Friedlander, who played Frank on the sitcom (the guy with all the custom baseball caps), says he's been "obsessed" for the past several years with Provel, a processed blend of Swiss, provolone and cheddar rarely found outside its hometown of St. Louis.
"It's not even legally cheese," Friedlander tells The Salt. "It's melted plastic from the '80s."
Even its fans admit Provel is an acquired taste. For me, eating raw Provel is akin to chewing on a candle that's lit at the other end. It has the texture and sheen of wax, with an aftertaste redolent of the liquid "smoke flavor" that is the last ingredient listed on the label of a block of the stuff.

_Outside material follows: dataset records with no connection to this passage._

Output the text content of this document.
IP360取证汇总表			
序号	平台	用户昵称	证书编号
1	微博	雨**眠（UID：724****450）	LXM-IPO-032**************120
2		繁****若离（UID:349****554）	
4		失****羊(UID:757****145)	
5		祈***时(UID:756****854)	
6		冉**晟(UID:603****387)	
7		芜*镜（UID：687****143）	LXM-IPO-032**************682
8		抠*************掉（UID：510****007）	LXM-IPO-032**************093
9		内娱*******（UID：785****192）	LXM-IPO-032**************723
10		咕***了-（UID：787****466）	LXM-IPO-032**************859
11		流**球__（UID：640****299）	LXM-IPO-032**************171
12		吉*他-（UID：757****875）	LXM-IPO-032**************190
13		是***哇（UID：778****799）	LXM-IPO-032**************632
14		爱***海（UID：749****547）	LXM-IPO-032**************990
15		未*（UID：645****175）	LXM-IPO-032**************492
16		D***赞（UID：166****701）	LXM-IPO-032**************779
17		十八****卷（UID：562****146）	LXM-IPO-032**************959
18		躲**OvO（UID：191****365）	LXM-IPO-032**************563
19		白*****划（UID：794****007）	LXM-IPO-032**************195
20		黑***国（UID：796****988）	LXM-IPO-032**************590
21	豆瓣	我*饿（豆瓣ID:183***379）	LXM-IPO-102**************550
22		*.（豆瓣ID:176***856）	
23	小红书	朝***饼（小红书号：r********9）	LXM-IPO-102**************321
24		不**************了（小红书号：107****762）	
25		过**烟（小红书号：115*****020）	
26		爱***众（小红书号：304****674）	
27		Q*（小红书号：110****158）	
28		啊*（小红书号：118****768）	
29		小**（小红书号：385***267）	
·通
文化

But people raised eating Provel love it. It's practically unknown outside of St. Louis, but in that city Provel can be found all over, melted onto pizzas and hamburgers and adorning pasta and salads.
"People from St. Louis love it," Tom Coll, owner of Joe Fassi Sausage & Sandwich Factory on the Hill, the city's Italian neighborhood, tells The Salt. "When we switched to provolone, people wanted the Provel."

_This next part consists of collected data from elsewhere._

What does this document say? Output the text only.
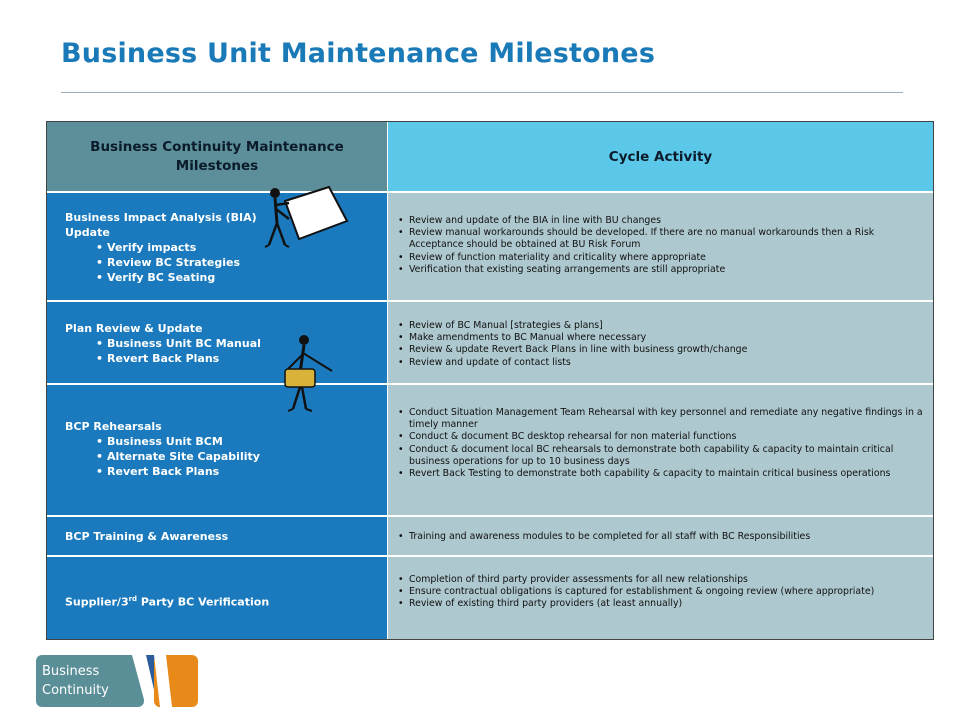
Business Unit Maintenance Milestones
Business Continuity Maintenance Milestones
Cycle Activity
Business Impact Analysis (BIA)
Update
• Verify impacts
• Review BC Strategies
• Verify BC Seating
• Review and update of the BIA in line with BU changes
• Review manual workarounds should be developed. If there are no manual workarounds then a Risk Acceptance should be obtained at BU Risk Forum
• Review of function materiality and criticality where appropriate
• Verification that existing seating arrangements are still appropriate
Plan Review & Update
• Business Unit BC Manual
• Revert Back Plans
• Review of BC Manual [strategies & plans]
• Make amendments to BC Manual where necessary
• Review & update Revert Back Plans in line with business growth/change
• Review and update of contact lists
BCP Rehearsals
• Business Unit BCM
• Alternate Site Capability
• Revert Back Plans
• Conduct Situation Management Team Rehearsal with key personnel and remediate any negative findings in a timely manner
• Conduct & document BC desktop rehearsal for non material functions
• Conduct & document local BC rehearsals to demonstrate both capability & capacity to maintain critical business operations for up to 10 business days
• Revert Back Testing to demonstrate both capability & capacity to maintain critical business operations
BCP Training & Awareness
•	Training and awareness modules to be completed for all staff with BC Responsibilities
Supplier/3rd Party BC Verification
• Completion of third party provider assessments for all new relationships
• Ensure contractual obligations is captured for establishment & ongoing review (where appropriate)
• Review of existing third party providers (at least annually)
Business
Continuity
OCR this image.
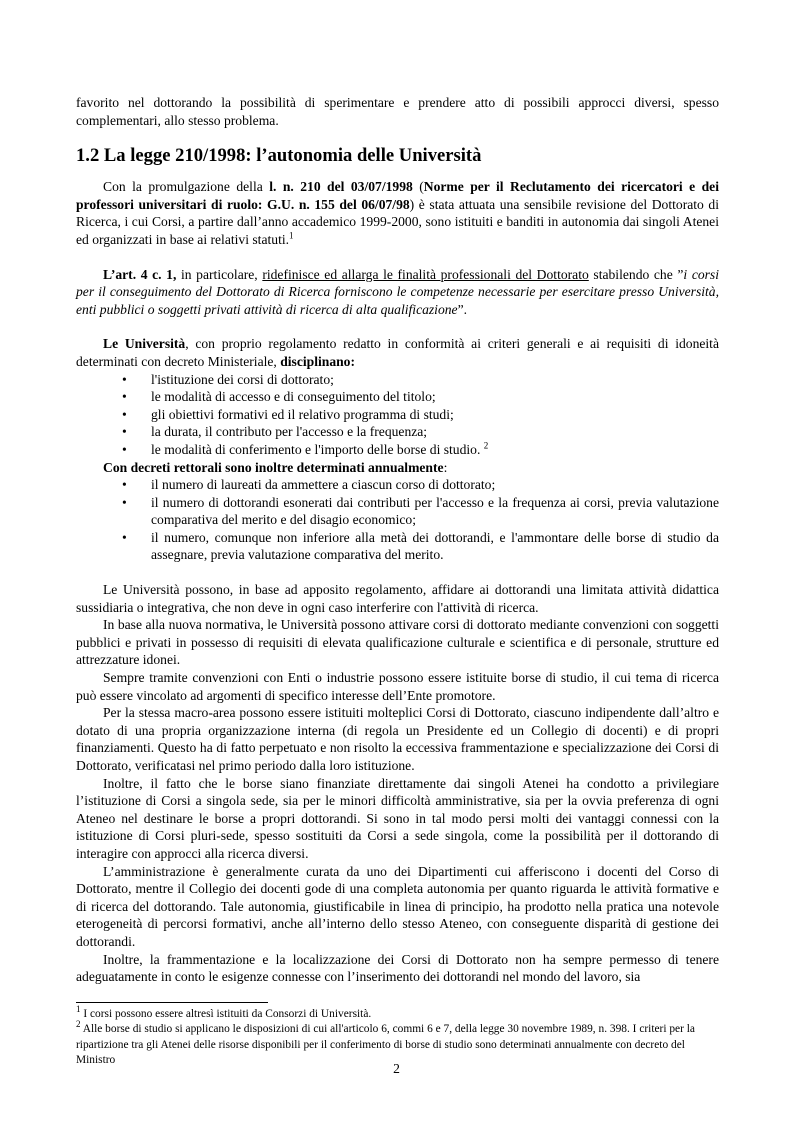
favorito nel dottorando la possibilità di sperimentare e prendere atto di possibili approcci diversi, spesso complementari, allo stesso problema.

1.2 La legge 210/1998: l’autonomia delle Università

Con la promulgazione della l. n. 210 del 03/07/1998 (Norme per il Reclutamento dei ricercatori e dei professori universitari di ruolo: G.U. n. 155 del 06/07/98) è stata attuata una sensibile revisione del Dottorato di Ricerca, i cui Corsi, a partire dall’anno accademico 1999-2000, sono istituiti e banditi in autonomia dai singoli Atenei ed organizzati in base ai relativi statuti.$^1$

L’art. 4 c. 1, in particolare, ridefinisce ed allarga le finalità professionali del Dottorato stabilendo che ”i corsi per il conseguimento del Dottorato di Ricerca forniscono le competenze necessarie per esercitare presso Università, enti pubblici o soggetti privati attività di ricerca di alta qualificazione”.

Le Università, con proprio regolamento redatto in conformità ai criteri generali e ai requisiti di idoneità determinati con decreto Ministeriale, disciplinano:

• l'istituzione dei corsi di dottorato;
• le modalità di accesso e di conseguimento del titolo;
• gli obiettivi formativi ed il relativo programma di studi;
• la durata, il contributo per l'accesso e la frequenza;
• le modalità di conferimento e l'importo delle borse di studio. $^2$

Con decreti rettorali sono inoltre determinati annualmente:

• il numero di laureati da ammettere a ciascun corso di dottorato;
• il numero di dottorandi esonerati dai contributi per l'accesso e la frequenza ai corsi, previa valutazione comparativa del merito e del disagio economico;
• il numero, comunque non inferiore alla metà dei dottorandi, e l'ammontare delle borse di studio da assegnare, previa valutazione comparativa del merito.

Le Università possono, in base ad apposito regolamento, affidare ai dottorandi una limitata attività didattica sussidiaria o integrativa, che non deve in ogni caso interferire con l'attività di ricerca.

In base alla nuova normativa, le Università possono attivare corsi di dottorato mediante convenzioni con soggetti pubblici e privati in possesso di requisiti di elevata qualificazione culturale e scientifica e di personale, strutture ed attrezzature idonei.

Sempre tramite convenzioni con Enti o industrie possono essere istituite borse di studio, il cui tema di ricerca può essere vincolato ad argomenti di specifico interesse dell’Ente promotore.

Per la stessa macro-area possono essere istituiti molteplici Corsi di Dottorato, ciascuno indipendente dall’altro e dotato di una propria organizzazione interna (di regola un Presidente ed un Collegio di docenti) e di propri finanziamenti. Questo ha di fatto perpetuato e non risolto la eccessiva frammentazione e specializzazione dei Corsi di Dottorato, verificatasi nel primo periodo dalla loro istituzione.

Inoltre, il fatto che le borse siano finanziate direttamente dai singoli Atenei ha condotto a privilegiare l’istituzione di Corsi a singola sede, sia per le minori difficoltà amministrative, sia per la ovvia preferenza di ogni Ateneo nel destinare le borse a propri dottorandi. Si sono in tal modo persi molti dei vantaggi connessi con la istituzione di Corsi pluri-sede, spesso sostituiti da Corsi a sede singola, come la possibilità per il dottorando di interagire con approcci alla ricerca diversi.

L’amministrazione è generalmente curata da uno dei Dipartimenti cui afferiscono i docenti del Corso di Dottorato, mentre il Collegio dei docenti gode di una completa autonomia per quanto riguarda le attività formative e di ricerca del dottorando. Tale autonomia, giustificabile in linea di principio, ha prodotto nella pratica una notevole eterogeneità di percorsi formativi, anche all’interno dello stesso Ateneo, con conseguente disparità di gestione dei dottorandi.

Inoltre, la frammentazione e la localizzazione dei Corsi di Dottorato non ha sempre permesso di tenere adeguatamente in conto le esigenze connesse con l’inserimento dei dottorandi nel mondo del lavoro, sia

$^1$ I corsi possono essere altresì istituiti da Consorzi di Università.

$^2$ Alle borse di studio si applicano le disposizioni di cui all'articolo 6, commi 6 e 7, della legge 30 novembre 1989, n. 398. I criteri per la ripartizione tra gli Atenei delle risorse disponibili per il conferimento di borse di studio sono determinati annualmente con decreto del Ministro

2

St. Louis natives talk a great deal about how it's buttery and smoky and doesn't melt all over everything like traditional pizza cheese.
"I like cheese that's a little sharper," says Mike McCubbins, who works at the city's central library. "Provel has more tang than, say, mozzarella."
There are disputes about the origin story of Provel, but it's said to have been invented on the Hill shortly after World War II. Today, more than 2 million pounds are consumed each year, according to Margie Imo, president of Imo's Pizza.
The cheese got its big break, so to speak, with the 1964 opening of Imo's, which has been a St. Louis staple for generations — the pizza many people grew up on and one of the few, back in the day, that delivered.
Imo's now has more than 90 locations, mostly in the St. Louis area. Imo's is both the prime purveyor of Provel, sitting atop its cracker-thin crusts, and its distributor (Provel is made by a subsidiary of Kraft).
Those who leave the city pine for a product that they can't get except on visits home. "Every time we come back to town, it's something I make my family order," says Andrea Sigritz, who now lives in Arlington, Va. "We get the Imo's pizza with Provel, and it's on the salad."
But it hasn't taken hold outside St. Louis — except maybe in the Clinton Hill neighborhood of Brooklyn. A restaurant called Speedy Romeo, which is co-owned by a Missouri native, now serves a pizza topped with Provel called the "St. Louie."
Speedy Romeo is the sort of place where staff brags about mozzarella and ricotta "made in-house daily." Provel, arriving as it does from the Imo's warehouse in St. Louis in boxes packed with dry ice, "is almost like the antithesis of all that," says manager Jef Diesel.
Having just partaken of a St. Louie, Diesel talks about how high-temperature, wood-fired Provel takes on a golden brown, caramelized skin, while retaining "the umami of the flavors and the smokiness of it. It's one of those strong-contrast, secret ingredients," Diesel says.
The St. Louie is now Speedy Romeo's second-most-popular pie. But before you decide Provel is going to be the next PBR-style, down-market phenomenon, remember: It won't please every palate.
At Pi, another local pizza chain in St. Louis, some of the servers wear T-shirts with the word Provel crossed out.
"Our no-Provel shirts are more of a statement than a dislike of the product," says co-owner Chris Sommers. "I do think this helped get people in the door, particularly in our early days. We chose to differentiate in a Provel-heavy town, and that's been good for our business."
But Pi, while rapidly expanding and a favorite of President Obama (and mine), is nowhere near as ubiquitous as Imo's in St. Louis.
During his visit to the city last week, Friedlander sent out "I must be in St. Louis" photos of Imo's slices via Twitter and Instagram. He ordered several more pies from Imo's and invited his nightclub audience to "enjoy it or hate it."
He didn't have to wait for takers. Admittedly, people had been drinking, but all five pizzas were consumed well before Friedlander was done greeting fans and posing for their pictures after the show.
"It's disgusting and delicious," the comedian said.